On another occasion, while Luis was preaching, the hall was set on fire. I was sitting among the listeners with all four children. We barely made it over the neighbor’s garden wall, yet suffered not a scratch!

When the time came for the children to go to school, we settled in the city of San Salvador de Jujuy in northwestern Argentina. The climate there was expected to help me in my asthmatic condition, and, indeed, I was cured. However, being a home-maker now, I could no longer accompany Luis on his travels. We opened our home for meetings though and the fruits of that work, which glorify God, are still visible today.

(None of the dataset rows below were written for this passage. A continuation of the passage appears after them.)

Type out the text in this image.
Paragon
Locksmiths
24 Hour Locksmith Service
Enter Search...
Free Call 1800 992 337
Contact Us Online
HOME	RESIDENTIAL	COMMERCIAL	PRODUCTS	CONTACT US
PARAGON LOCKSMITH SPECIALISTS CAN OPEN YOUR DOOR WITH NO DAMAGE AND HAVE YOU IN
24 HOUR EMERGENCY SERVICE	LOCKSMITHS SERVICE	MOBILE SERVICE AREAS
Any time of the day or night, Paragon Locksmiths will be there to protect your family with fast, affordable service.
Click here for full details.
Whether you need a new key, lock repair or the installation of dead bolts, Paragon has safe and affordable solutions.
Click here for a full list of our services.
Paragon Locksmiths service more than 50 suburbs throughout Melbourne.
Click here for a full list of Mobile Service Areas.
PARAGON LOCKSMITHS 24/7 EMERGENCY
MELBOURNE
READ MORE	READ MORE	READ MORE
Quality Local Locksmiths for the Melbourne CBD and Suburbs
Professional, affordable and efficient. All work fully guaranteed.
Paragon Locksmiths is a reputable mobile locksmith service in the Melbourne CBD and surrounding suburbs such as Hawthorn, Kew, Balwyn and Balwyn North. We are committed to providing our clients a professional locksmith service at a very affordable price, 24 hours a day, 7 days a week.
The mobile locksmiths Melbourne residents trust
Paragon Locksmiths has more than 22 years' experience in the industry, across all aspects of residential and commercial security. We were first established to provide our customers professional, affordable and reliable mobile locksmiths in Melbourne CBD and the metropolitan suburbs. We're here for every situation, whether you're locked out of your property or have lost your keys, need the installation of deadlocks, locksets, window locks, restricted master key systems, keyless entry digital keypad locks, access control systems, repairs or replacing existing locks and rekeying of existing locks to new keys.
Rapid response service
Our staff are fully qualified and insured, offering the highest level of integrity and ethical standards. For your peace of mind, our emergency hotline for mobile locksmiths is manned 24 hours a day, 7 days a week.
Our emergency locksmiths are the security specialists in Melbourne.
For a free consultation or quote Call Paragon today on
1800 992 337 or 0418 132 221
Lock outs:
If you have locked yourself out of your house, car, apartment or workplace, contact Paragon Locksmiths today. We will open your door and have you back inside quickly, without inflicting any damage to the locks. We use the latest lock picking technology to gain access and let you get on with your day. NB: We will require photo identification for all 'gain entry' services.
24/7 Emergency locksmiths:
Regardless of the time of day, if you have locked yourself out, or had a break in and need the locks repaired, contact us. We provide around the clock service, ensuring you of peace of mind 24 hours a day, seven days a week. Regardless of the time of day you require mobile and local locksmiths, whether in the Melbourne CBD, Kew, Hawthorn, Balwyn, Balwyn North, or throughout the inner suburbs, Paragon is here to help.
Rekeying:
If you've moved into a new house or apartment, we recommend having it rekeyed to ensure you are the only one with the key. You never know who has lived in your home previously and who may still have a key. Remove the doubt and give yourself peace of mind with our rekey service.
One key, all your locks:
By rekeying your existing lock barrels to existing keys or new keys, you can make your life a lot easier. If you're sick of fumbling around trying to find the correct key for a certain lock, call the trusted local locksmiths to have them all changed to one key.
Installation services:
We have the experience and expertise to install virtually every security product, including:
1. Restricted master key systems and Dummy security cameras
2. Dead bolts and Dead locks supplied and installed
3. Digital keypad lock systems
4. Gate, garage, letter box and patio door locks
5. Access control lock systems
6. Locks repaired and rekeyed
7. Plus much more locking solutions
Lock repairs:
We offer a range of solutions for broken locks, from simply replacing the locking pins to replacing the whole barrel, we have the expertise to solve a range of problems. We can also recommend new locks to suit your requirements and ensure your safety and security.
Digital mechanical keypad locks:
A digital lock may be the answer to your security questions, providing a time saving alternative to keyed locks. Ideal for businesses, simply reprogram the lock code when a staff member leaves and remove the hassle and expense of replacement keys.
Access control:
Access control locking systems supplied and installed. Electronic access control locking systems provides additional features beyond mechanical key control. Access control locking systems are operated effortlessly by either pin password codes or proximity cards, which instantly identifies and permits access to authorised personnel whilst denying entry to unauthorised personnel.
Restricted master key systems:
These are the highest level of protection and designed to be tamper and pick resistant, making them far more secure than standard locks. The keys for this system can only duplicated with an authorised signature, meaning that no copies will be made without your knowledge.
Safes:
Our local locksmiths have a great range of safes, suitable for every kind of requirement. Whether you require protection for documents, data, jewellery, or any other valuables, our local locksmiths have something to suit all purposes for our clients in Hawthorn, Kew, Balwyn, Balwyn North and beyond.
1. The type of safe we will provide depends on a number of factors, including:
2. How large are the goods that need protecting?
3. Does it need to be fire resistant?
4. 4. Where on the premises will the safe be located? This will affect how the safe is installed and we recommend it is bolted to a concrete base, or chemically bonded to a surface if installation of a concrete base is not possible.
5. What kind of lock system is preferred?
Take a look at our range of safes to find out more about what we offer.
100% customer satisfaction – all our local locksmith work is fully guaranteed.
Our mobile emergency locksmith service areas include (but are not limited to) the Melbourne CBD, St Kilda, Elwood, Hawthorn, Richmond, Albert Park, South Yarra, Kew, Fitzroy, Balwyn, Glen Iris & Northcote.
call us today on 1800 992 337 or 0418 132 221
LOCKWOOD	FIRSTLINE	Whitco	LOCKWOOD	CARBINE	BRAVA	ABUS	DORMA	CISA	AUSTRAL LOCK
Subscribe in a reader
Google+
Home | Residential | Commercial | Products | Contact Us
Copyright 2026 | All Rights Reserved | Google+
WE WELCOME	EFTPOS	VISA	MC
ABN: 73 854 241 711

Now that I am old, I can look back on sad circumstances and happy ones, on times of need and times of abundance, but all of them fitted into the plans of our loving heavenly Father. He never makes a mistake and only wants the very best for his children.

In the course of a single year He took our eldest son of 25 and my dear husband. Luis suffered a heart attack when he was on one of his numerous journeys through Bolivia. Many years later God also took my other son after a protracted illness. I am still here and there is a purpose in that. Although I can’t leave the house anymore, I can spend time in prayer and share my faith with those who come to see me.

I have proved that a life of faith is the surest way to live, for we depend entirely on the God, who spared not his own son, but delivered him up for us all, and who will with him also freely give us all things (Rom. 8:32). And so we may boldly say: “The Lord is my helper; I will not fear what man can do to me” (Heb. 13:6). I can look back with joy at all the things that He permitted, because they are the things that work together for good to those who love God (Rom. 8:28).

Through many experiences the Lord taught me that we are never alone. Our house may be taken from us, our children, our belongings, whatever we love most, but his presence, promised until the end of the world, is always with us (Rom. 8:38-39).

“To me to live is Christ and to die is gain!” Phil. 1:21

Gricélida went to meet her beloved Lord and Savior on April 27, 2003.